The current liabilities (including liabilities of the disposal group classified as held for sales) on Tesco plc’s balance sheet show the amount of debt that they owe to other companies. For example Tesco plc owed £18,985m in 2013 and in 2012 Tesco plc owed £19,249m. This indicates Tesco plc owed companies more in 2012 than in 2013 because of the less borrowing they have done in 2012 by £264m.
Non-current liability is a liability that would not be paid within 12 months. Non-current liabilities are also called long-term liabilities, this mostly from bank loans. Non-current liabilities are shown on the right wing of the balance sheet representing the sources of funds, which are generally bounded in form of capital assets.
The non-current liability on Tesco plc’s balance sheet in 2013, Tesco had £14,483m outstanding debt paid, however in 2012 Tesco plc had debt of £13,731m, which shows that Tesco plc borrowed more money from banks in 2013, by £752 thousand.
Equity is the amount of money shareholder get in return in the organisation.

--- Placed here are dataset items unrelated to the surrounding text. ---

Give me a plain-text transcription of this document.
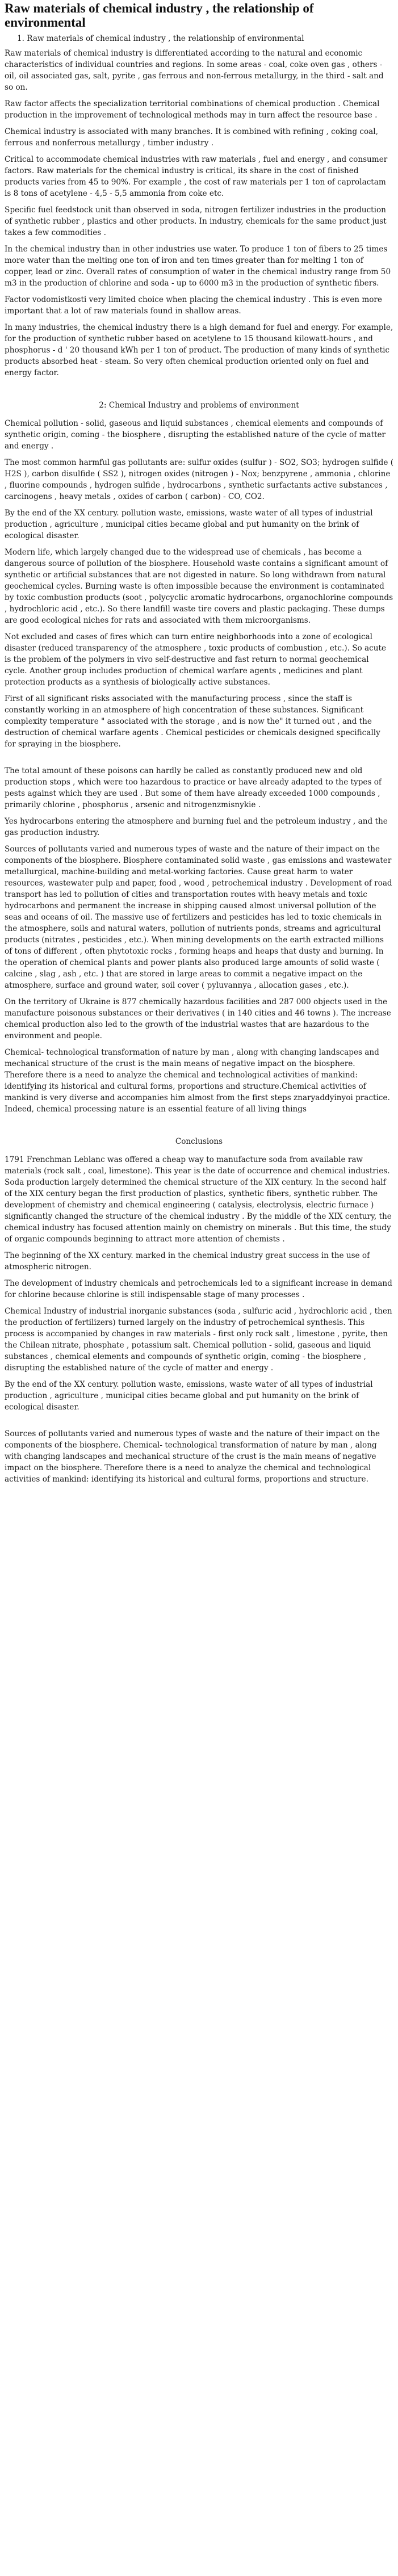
Raw materials of chemical industry , the relationship of environmental
1. Raw materials of chemical industry , the relationship of environmental

Raw materials of chemical industry is differentiated according to the natural and economic characteristics of individual countries and regions. In some areas - coal, coke oven gas , others - oil, oil associated gas, salt, pyrite , gas ferrous and non-ferrous metallurgy, in the third - salt and so on.

Raw factor affects the specialization territorial combinations of chemical production . Chemical production in the improvement of technological methods may in turn affect the resource base .

Chemical industry is associated with many branches. It is combined with refining , coking coal, ferrous and nonferrous metallurgy , timber industry .

Critical to accommodate chemical industries with raw materials , fuel and energy , and consumer factors. Raw materials for the chemical industry is critical, its share in the cost of finished products varies from 45 to 90%. For example , the cost of raw materials per 1 ton of caprolactam is 8 tons of acetylene - 4,5 - 5,5 ammonia from coke etc.

Specific fuel feedstock unit than observed in soda, nitrogen fertilizer industries in the production of synthetic rubber , plastics and other products. In industry, chemicals for the same product just takes a few commodities .

In the chemical industry than in other industries use water. To produce 1 ton of fibers to 25 times more water than the melting one ton of iron and ten times greater than for melting 1 ton of copper, lead or zinc. Overall rates of consumption of water in the chemical industry range from 50 m3 in the production of chlorine and soda - up to 6000 m3 in the production of synthetic fibers.

Factor vodomistkosti very limited choice when placing the chemical industry . This is even more important that a lot of raw materials found in shallow areas.

In many industries, the chemical industry there is a high demand for fuel and energy. For example, for the production of synthetic rubber based on acetylene to 15 thousand kilowatt-hours , and phosphorus - d ' 20 thousand kWh per 1 ton of product. The production of many kinds of synthetic products absorbed heat - steam. So very often chemical production oriented only on fuel and energy factor.

2: Chemical Industry and problems of environment

Chemical pollution - solid, gaseous and liquid substances , chemical elements and compounds of synthetic origin, coming - the biosphere , disrupting the established nature of the cycle of matter and energy .

The most common harmful gas pollutants are: sulfur oxides (sulfur ) - SO2, SO3; hydrogen sulfide ( H2S ), carbon disulfide ( SS2 ), nitrogen oxides (nitrogen ) - Nox; benzpyrene , ammonia , chlorine , fluorine compounds , hydrogen sulfide , hydrocarbons , synthetic surfactants active substances , carcinogens , heavy metals , oxides of carbon ( carbon) - CO, CO2.

By the end of the XX century. pollution waste, emissions, waste water of all types of industrial production , agriculture , municipal cities became global and put humanity on the brink of ecological disaster.

Modern life, which largely changed due to the widespread use of chemicals , has become a dangerous source of pollution of the biosphere. Household waste contains a significant amount of synthetic or artificial substances that are not digested in nature. So long withdrawn from natural geochemical cycles. Burning waste is often impossible because the environment is contaminated by toxic combustion products (soot , polycyclic aromatic hydrocarbons, organochlorine compounds , hydrochloric acid , etc.). So there landfill waste tire covers and plastic packaging. These dumps are good ecological niches for rats and associated with them microorganisms.

Not excluded and cases of fires which can turn entire neighborhoods into a zone of ecological disaster (reduced transparency of the atmosphere , toxic products of combustion , etc.). So acute is the problem of the polymers in vivo self-destructive and fast return to normal geochemical cycle. Another group includes production of chemical warfare agents , medicines and plant protection products as a synthesis of biologically active substances.

First of all significant risks associated with the manufacturing process , since the staff is constantly working in an atmosphere of high concentration of these substances. Significant complexity temperature " associated with the storage , and is now the" it turned out , and the destruction of chemical warfare agents . Chemical pesticides or chemicals designed specifically for spraying in the biosphere.

The total amount of these poisons can hardly be called as constantly produced new and old production stops , which were too hazardous to practice or have already adapted to the types of pests against which they are used . But some of them have already exceeded 1000 compounds , primarily chlorine , phosphorus , arsenic and nitrogenzmisnykie .

Yes hydrocarbons entering the atmosphere and burning fuel and the petroleum industry , and the gas production industry.

Sources of pollutants varied and numerous types of waste and the nature of their impact on the components of the biosphere. Biosphere contaminated solid waste , gas emissions and wastewater metallurgical, machine-building and metal-working factories. Cause great harm to water resources, wastewater pulp and paper, food , wood , petrochemical industry . Development of road transport has led to pollution of cities and transportation routes with heavy metals and toxic hydrocarbons and permanent the increase in shipping caused almost universal pollution of the seas and oceans of oil. The massive use of fertilizers and pesticides has led to toxic chemicals in the atmosphere, soils and natural waters, pollution of nutrients ponds, streams and agricultural products (nitrates , pesticides , etc.). When mining developments on the earth extracted millions of tons of different , often phytotoxic rocks , forming heaps and heaps that dusty and burning. In the operation of chemical plants and power plants also produced large amounts of solid waste ( calcine , slag , ash , etc. ) that are stored in large areas to commit a negative impact on the atmosphere, surface and ground water, soil cover ( pyluvannya , allocation gases , etc.).

On the territory of Ukraine is 877 chemically hazardous facilities and 287 000 objects used in the manufacture poisonous substances or their derivatives ( in 140 cities and 46 towns ). The increase chemical production also led to the growth of the industrial wastes that are hazardous to the environment and people.

Chemical- technological transformation of nature by man , along with changing landscapes and mechanical structure of the crust is the main means of negative impact on the biosphere. Therefore there is a need to analyze the chemical and technological activities of mankind: identifying its historical and cultural forms, proportions and structure.Chemical activities of mankind is very diverse and accompanies him almost from the first steps znaryaddyinyoi practice. Indeed, chemical processing nature is an essential feature of all living things

Conclusions

1791 Frenchman Leblanc was offered a cheap way to manufacture soda from available raw materials (rock salt , coal, limestone). This year is the date of occurrence and chemical industries. Soda production largely determined the chemical structure of the XIX century. In the second half of the XIX century began the first production of plastics, synthetic fibers, synthetic rubber. The development of chemistry and chemical engineering ( catalysis, electrolysis, electric furnace ) significantly changed the structure of the chemical industry . By the middle of the XIX century, the chemical industry has focused attention mainly on chemistry on minerals . But this time, the study of organic compounds beginning to attract more attention of chemists .

The beginning of the XX century. marked in the chemical industry great success in the use of atmospheric nitrogen.

The development of industry chemicals and petrochemicals led to a significant increase in demand for chlorine because chlorine is still indispensable stage of many processes .

Chemical Industry of industrial inorganic substances (soda , sulfuric acid , hydrochloric acid , then the production of fertilizers) turned largely on the industry of petrochemical synthesis. This process is accompanied by changes in raw materials - first only rock salt , limestone , pyrite, then the Chilean nitrate, phosphate , potassium salt. Chemical pollution - solid, gaseous and liquid substances , chemical elements and compounds of synthetic origin, coming - the biosphere , disrupting the established nature of the cycle of matter and energy .

By the end of the XX century. pollution waste, emissions, waste water of all types of industrial production , agriculture , municipal cities became global and put humanity on the brink of ecological disaster.

Sources of pollutants varied and numerous types of waste and the nature of their impact on the components of the biosphere. Chemical- technological transformation of nature by man , along with changing landscapes and mechanical structure of the crust is the main means of negative impact on the biosphere. Therefore there is a need to analyze the chemical and technological activities of mankind: identifying its historical and cultural forms, proportions and structure.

The equity in Tesco plc shows the amount the shareholder would receive after investing in to Tesco plc and paying off debt in Tesco plc for example Tesco plc total equity in 2013 is £16,643 million. However in 2012 the shareholder had 17,801million. This indicates that the shareholder didn’t get more money in 2013 than in 2012.
In conclusion, Tesco plc.’s income statement and balance sheet has gone from good to bad. For example in 2012 Tesco plc had more gross profit and less cost of sales in 2012, but in 2013 Tesco plc had less gross profit and more cost of sales on their income statement, this indicates that in 2013 Tesco plc didn’t perform well as in the 2013, but performed a lot better in 2012. The balance sheet is the same from the income statement in some ways for example, Tesco plc’s non-current liabilities were £14,483 million in 2013 but in 2012 it was £13,731million. This shows that Tesco plc borrowed a lot more in 2013 than in 2012, which could mean that Tesco plc were trying to increase their finance more.